Parole che hanno animato la riflessione proseguita con gli interventi i mons. Zygmut Zimowski, presidente del Pontificio Consiglio per gli operatori Sanitari, di padre Angelo Brusco, direttore del Centro Camilliano di Formazione di Verona e di mons. Bruno Forte Vescovo di Vasto-Chieti.

«Una riflessione a più voci – ha sottolineato don Marco Brunetti direttore dell'Ufficio di Pastorale della Salute della diocesi di Torino – proprio per richiamare l'attenzione sul mondo della sofferenza, per favorire il passaggio dalla contemplazione della sofferenza testimoniata dalla Sindone al quella vissuta quotidianamente da tanti ammalati».

«Più facile è parlare di sofferenza – ha sottolineato mons. Zimowski - più difficile è unire la propria sofferenza con quella di Cristo; dobbiamo essere buoni samaritani: la società che non accetta la sofferenza e i sofferenti è crudele, noi dobbiamo essere umani».

Un approccio questo che non può mai farsi schiacciare dal peso del dolore ma restare aperto a quei sentimenti che il silenzio e il buio della Sindone preparano. “ Il cristianesimo – ha sottolineato mons. Forte – non è la religione del trionfo del negativo me è e resta nonostante tutto la religione della speranza. Il Volto del sofferente guarda lontano, lì dove nessuna visione mondana può giungere”.

La sofferenza non viene da Dio ma dalla nostra condizione umana, dal male che siamo capaci di compiere volontariamente o involontariamente”. Lo ha affermato Enzo Bianchi, priore della Comunità monastica di Bose, intervenendo alla seconda giornata del convegno internazionale “L’Amore che salva - dal Volto del Sofferente ai volti della sofferenza” in corso a Torino.

“Affermare che il Signore ci fa soffrire per il nostro bene o per farci espiare le nostre colpe - ha proseguito - è dire una bestemmia”. “Il circolo peccato-castigo divino-sofferenza-morte è stato spezzato da Gesù che ha svelato il volto di un Dio che vuole la vita del peccatore”, ha sottolineato Bianchi per il quale “non si dica che la sofferenza serve alla nostra purificazione e redenzione o neppure che bisogna offrire la propria sofferenza per Dio, perché questi ‘consigli spirituali’ sono una scorciatoia teologica”.

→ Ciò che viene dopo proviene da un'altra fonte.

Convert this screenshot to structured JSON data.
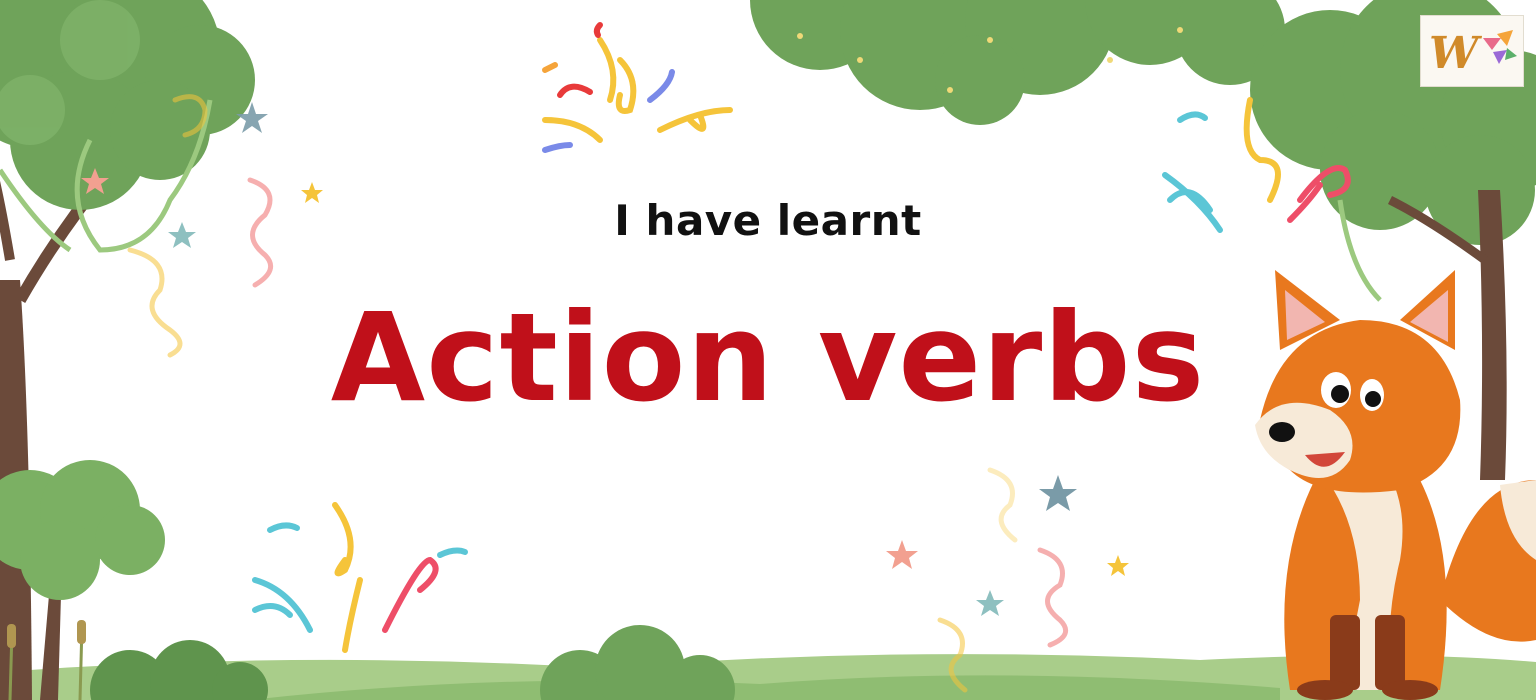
{
  "slide": {
    "subtitle": "I have learnt",
    "title": "Action verbs"
  },
  "colors": {
    "title": "#c0101a",
    "subtitle": "#111111",
    "foliage": "#6fa35a",
    "fox_orange": "#e8781e",
    "grass": "#a9cd8a"
  },
  "icons": [
    "logo-w-icon",
    "fox-mascot-icon",
    "confetti-icon",
    "star-icon"
  ]
}
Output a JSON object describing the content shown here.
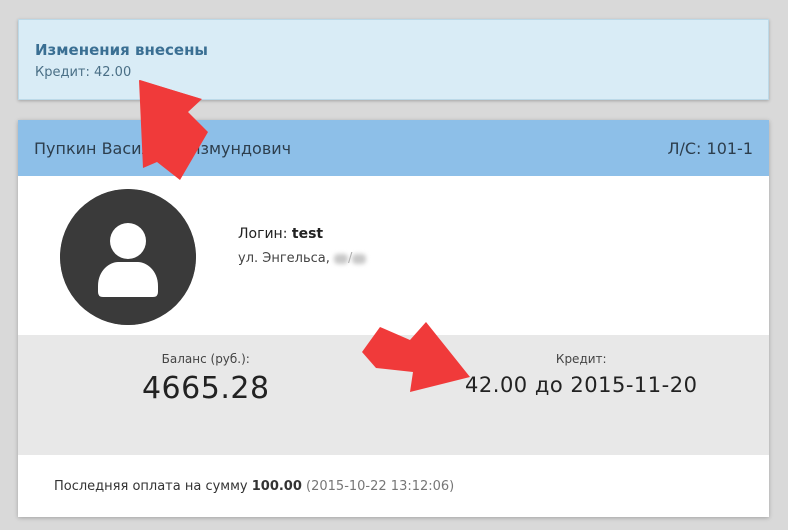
{
  "alert": {
    "title": "Изменения внесены",
    "text": "Кредит: 42.00"
  },
  "card": {
    "header": {
      "name": "Пупкин Василий Олзмундович",
      "account": "Л/С: 101-1"
    },
    "user": {
      "avatar_icon": "user-icon",
      "login_label": "Логин:",
      "login_value": "test",
      "address_prefix": "ул. Энгельса,",
      "address_sep": "/"
    },
    "stats": {
      "balance_label": "Баланс (руб.):",
      "balance_value": "4665.28",
      "credit_label": "Кредит:",
      "credit_value": "42.00 до 2015-11-20"
    },
    "footer": {
      "prefix": "Последняя оплата на сумму",
      "amount": "100.00",
      "date": "(2015-10-22 13:12:06)"
    }
  },
  "colors": {
    "background": "#d9d9d9",
    "alert_bg": "#d9ecf6",
    "alert_title": "#3a6f93",
    "header_bg": "#8dbfe8",
    "stats_bg": "#e8e8e8",
    "annotation_arrow": "#f03a3a"
  }
}
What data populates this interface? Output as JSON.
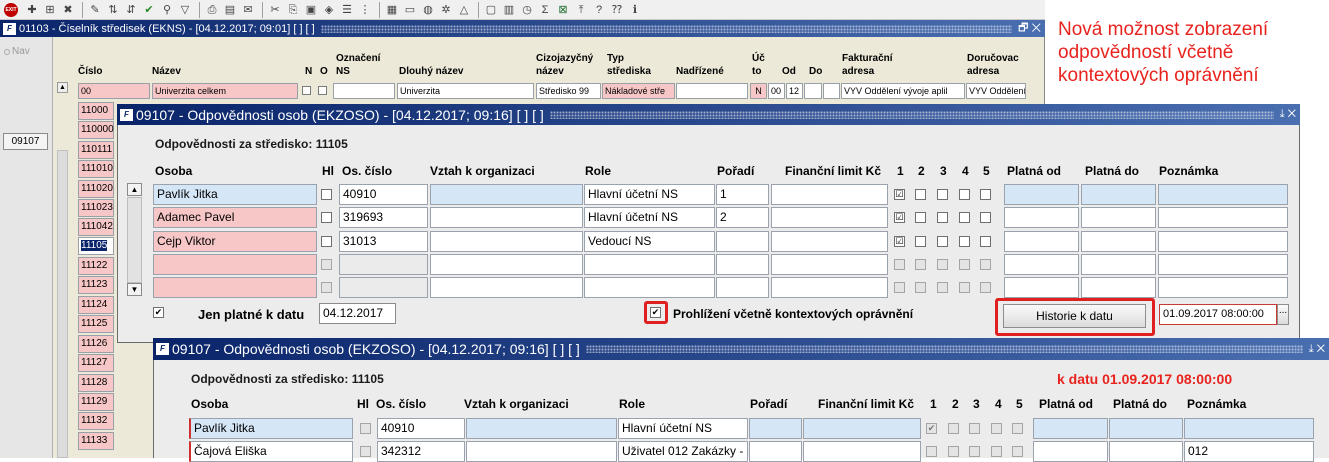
{
  "toolbar": {
    "exit_label": "EXIT",
    "icons": [
      "add-icon",
      "add-copy-icon",
      "delete-icon",
      "edit-icon",
      "sort-asc-icon",
      "sort-desc-icon",
      "confirm-icon",
      "filter-icon",
      "funnel-icon",
      "print-icon",
      "preview-icon",
      "mail-icon",
      "cut-icon",
      "copy-icon",
      "paste-icon",
      "select-icon",
      "list-icon",
      "tree-icon",
      "calculator-icon",
      "filter-form-icon",
      "web-icon",
      "settings-icon",
      "chart-icon",
      "mail-merge-icon",
      "calendar-icon",
      "clock-icon",
      "sum-icon",
      "excel-icon",
      "export-icon",
      "help-icon",
      "context-help-icon",
      "info-icon"
    ]
  },
  "main_window": {
    "title": "01103 - Číselník středisek (EKNS) - [04.12.2017; 09:01]  [ ]  [ ]",
    "controls": "🗗 ✕",
    "nav_label": "Nav",
    "nav_button": "09107",
    "columns": {
      "cislo": "Číslo",
      "nazev": "Název",
      "n": "N",
      "o": "O",
      "oznaceni": "Označení",
      "ns": "NS",
      "dlouhy": "Dlouhý název",
      "cizojazycny": "Cizojazyčný",
      "cizojazycny2": "název",
      "typ": "Typ",
      "typ2": "střediska",
      "nadrizene": "Nadřízené",
      "uc": "Úč",
      "uc2": "to",
      "od": "Od",
      "do": "Do",
      "fakturacni": "Fakturační",
      "fakturacni2": "adresa",
      "dorucovaci": "Doručovac",
      "dorucovaci2": "adresa"
    },
    "first_row": {
      "cislo": "00",
      "nazev": "Univerzita celkem",
      "dlouhy": "Univerzita",
      "cizojazycny": "Středisko 99",
      "typ": "Nákladové stře",
      "uc": "N",
      "od": "00",
      "do": "12",
      "fakturacni": "VYV Oddělení vývoje aplil",
      "dorucovaci": "VYV Oddělení"
    },
    "codes": [
      "11000",
      "110000",
      "110111",
      "111010",
      "111020",
      "111023",
      "111042",
      "11105",
      "11122",
      "11123",
      "11124",
      "11125",
      "11126",
      "11127",
      "11128",
      "11129",
      "11132",
      "11133"
    ],
    "selected_code": "11105"
  },
  "annotation": {
    "line1": "Nová možnost zobrazení",
    "line2": "odpovědností včetně",
    "line3": "kontextových oprávnění"
  },
  "dialog1": {
    "title": "09107 - Odpovědnosti osob (EKZOSO) - [04.12.2017; 09:16]  [ ]  [ ]",
    "controls": "⤓ ✕",
    "subtitle": "Odpovědnosti za středisko: 11105",
    "columns": {
      "osoba": "Osoba",
      "hl": "Hl",
      "os_cislo": "Os. číslo",
      "vztah": "Vztah k organizaci",
      "role": "Role",
      "poradi": "Pořadí",
      "limit": "Finanční limit Kč",
      "c1": "1",
      "c2": "2",
      "c3": "3",
      "c4": "4",
      "c5": "5",
      "platna_od": "Platná od",
      "platna_do": "Platná do",
      "poznamka": "Poznámka"
    },
    "rows": [
      {
        "osoba": "Pavlík Jitka",
        "os_cislo": "40910",
        "role": "Hlavní účetní NS",
        "poradi": "1",
        "c1": "☑"
      },
      {
        "osoba": "Adamec Pavel",
        "os_cislo": "319693",
        "role": "Hlavní účetní NS",
        "poradi": "2",
        "c1": "☑"
      },
      {
        "osoba": "Cejp Viktor",
        "os_cislo": "31013",
        "role": "Vedoucí NS",
        "poradi": "",
        "c1": "☑"
      }
    ],
    "only_valid_label": "Jen platné k datu",
    "only_valid_checked": "✔",
    "only_valid_date": "04.12.2017",
    "context_checked": "✔",
    "context_label": "Prohlížení včetně kontextových oprávnění",
    "history_button": "Historie k datu",
    "history_date": "01.09.2017 08:00:00",
    "history_ellipsis": "..."
  },
  "dialog2": {
    "title": "09107 - Odpovědnosti osob (EKZOSO) - [04.12.2017; 09:16]  [ ]  [ ]",
    "controls": "⤓ ✕",
    "subtitle": "Odpovědnosti za středisko: 11105",
    "as_of": "k datu 01.09.2017 08:00:00",
    "columns": {
      "osoba": "Osoba",
      "hl": "Hl",
      "os_cislo": "Os. číslo",
      "vztah": "Vztah k organizaci",
      "role": "Role",
      "poradi": "Pořadí",
      "limit": "Finanční limit Kč",
      "c1": "1",
      "c2": "2",
      "c3": "3",
      "c4": "4",
      "c5": "5",
      "platna_od": "Platná od",
      "platna_do": "Platná do",
      "poznamka": "Poznámka"
    },
    "rows": [
      {
        "osoba": "Pavlík Jitka",
        "os_cislo": "40910",
        "role": "Hlavní účetní NS",
        "poznamka": ""
      },
      {
        "osoba": "Čajová Eliška",
        "os_cislo": "342312",
        "role": "Uživatel 012 Zakázky -",
        "poznamka": "012"
      }
    ]
  }
}
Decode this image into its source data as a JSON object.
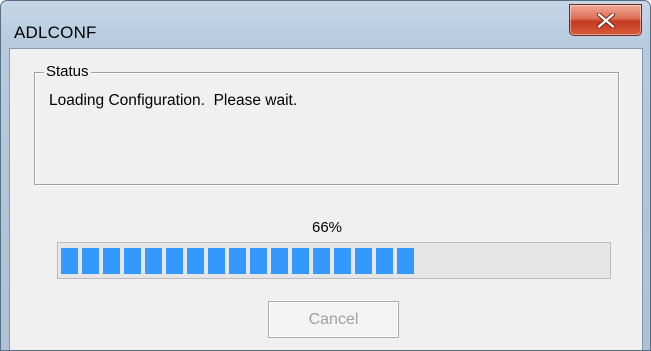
{
  "window": {
    "title": "ADLCONF",
    "close_icon": "close-icon"
  },
  "status_group": {
    "label": "Status",
    "message": "Loading Configuration.  Please wait."
  },
  "progress": {
    "percent_label": "66%",
    "value_percent": 66,
    "fill_color": "#3399ff"
  },
  "buttons": {
    "cancel_label": "Cancel",
    "cancel_enabled": false
  }
}
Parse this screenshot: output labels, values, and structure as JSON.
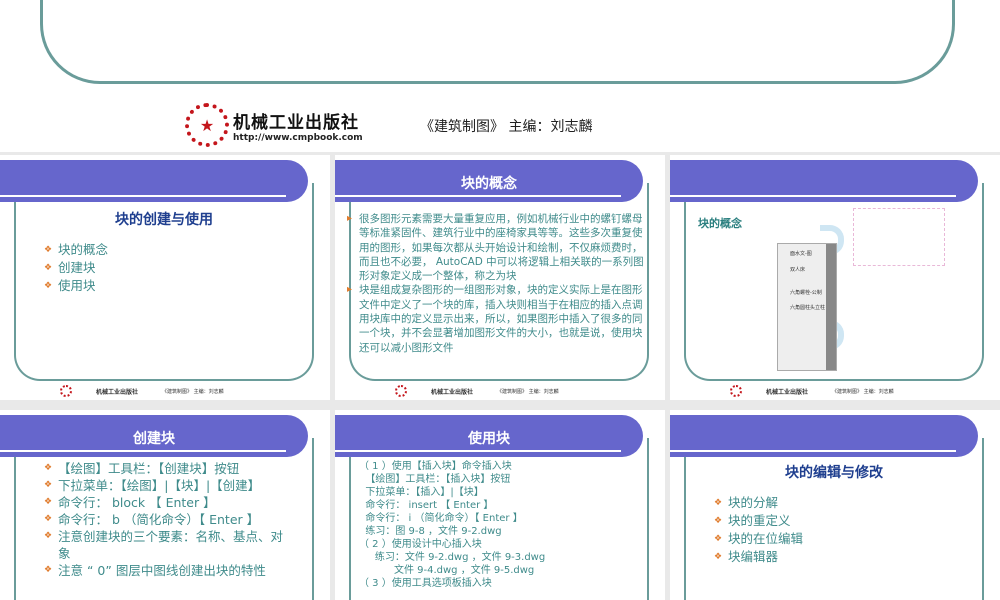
{
  "header": {
    "publisher": "机械工业出版社",
    "url": "http://www.cmpbook.com",
    "book": "《建筑制图》  主编：刘志麟"
  },
  "footer": {
    "publisher": "机械工业出版社",
    "book": "《建筑制图》 主编：刘志麟"
  },
  "slides": [
    {
      "title": "块的创建与使用",
      "items": [
        "块的概念",
        "创建块",
        "使用块"
      ]
    },
    {
      "band": "块的概念",
      "paragraphs": [
        "很多图形元素需要大量重复应用，例如机械行业中的螺钉螺母等标准紧固件、建筑行业中的座椅家具等等。这些多次重复使用的图形，如果每次都从头开始设计和绘制，不仅麻烦费时，而且也不必要， AutoCAD 中可以将逻辑上相关联的一系列图形对象定义成一个整体，称之为块",
        "块是组成复杂图形的一组图形对象，块的定义实际上是在图形文件中定义了一个块的库，插入块则相当于在相应的插入点调用块库中的定义显示出来，所以，如果图形中插入了很多的同一个块，并不会显著增加图形文件的大小，也就是说，使用块还可以减小图形文件"
      ]
    },
    {
      "title": "块的概念",
      "palette_items": [
        "面水文-图",
        "双人床",
        "六角螺栓-公制",
        "六角圆柱头立柱（..."
      ]
    },
    {
      "band": "创建块",
      "items": [
        "【绘图】工具栏：【创建块】按钮",
        "下拉菜单：【绘图】|【块】|【创建】",
        "命令行： block 【 Enter 】",
        "命令行： b （简化命令）【 Enter 】",
        "注意创建块的三个要素：名称、基点、对象",
        "注意 “ 0” 图层中图线创建出块的特性"
      ]
    },
    {
      "band": "使用块",
      "lines": [
        "（ 1 ）使用【插入块】命令插入块",
        "  【绘图】工具栏：【插入块】按钮",
        "  下拉菜单：【插入】|【块】",
        "  命令行： insert 【 Enter 】",
        "  命令行： i （简化命令）【 Enter 】",
        "  练习：图 9-8 ，文件 9-2.dwg",
        "（ 2 ）使用设计中心插入块",
        "     练习：文件 9-2.dwg ，文件 9-3.dwg",
        "           文件 9-4.dwg ，文件 9-5.dwg",
        "（ 3 ）使用工具选项板插入块"
      ]
    },
    {
      "title": "块的编辑与修改",
      "items": [
        "块的分解",
        "块的重定义",
        "块的在位编辑",
        "块编辑器"
      ]
    }
  ]
}
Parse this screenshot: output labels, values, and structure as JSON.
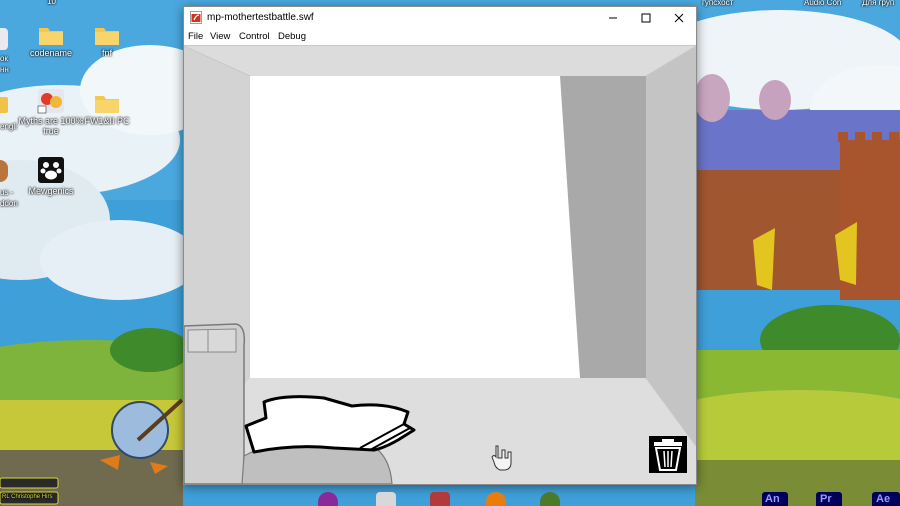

Piuttosto “bisogna offrire a Dio la propria vita, che contiene anche la sofferenza”, ha proseguito il priore di Bose secondo cui “il grande aiuto nella malattia non è la guarigione ma il vivere da cristiani, amando fino alla fine come ha fatto Gesù”. “Nel volto della Sindone vediamo la sintesi di tanti uomini e donne sofferenti. È il volto dei perseguitati, dei malati, degli anziani, dei giovani disabili. Incontrandoli, baciate quei volti come invitava a fare il Cottolengo”, ha concluso Bianchi.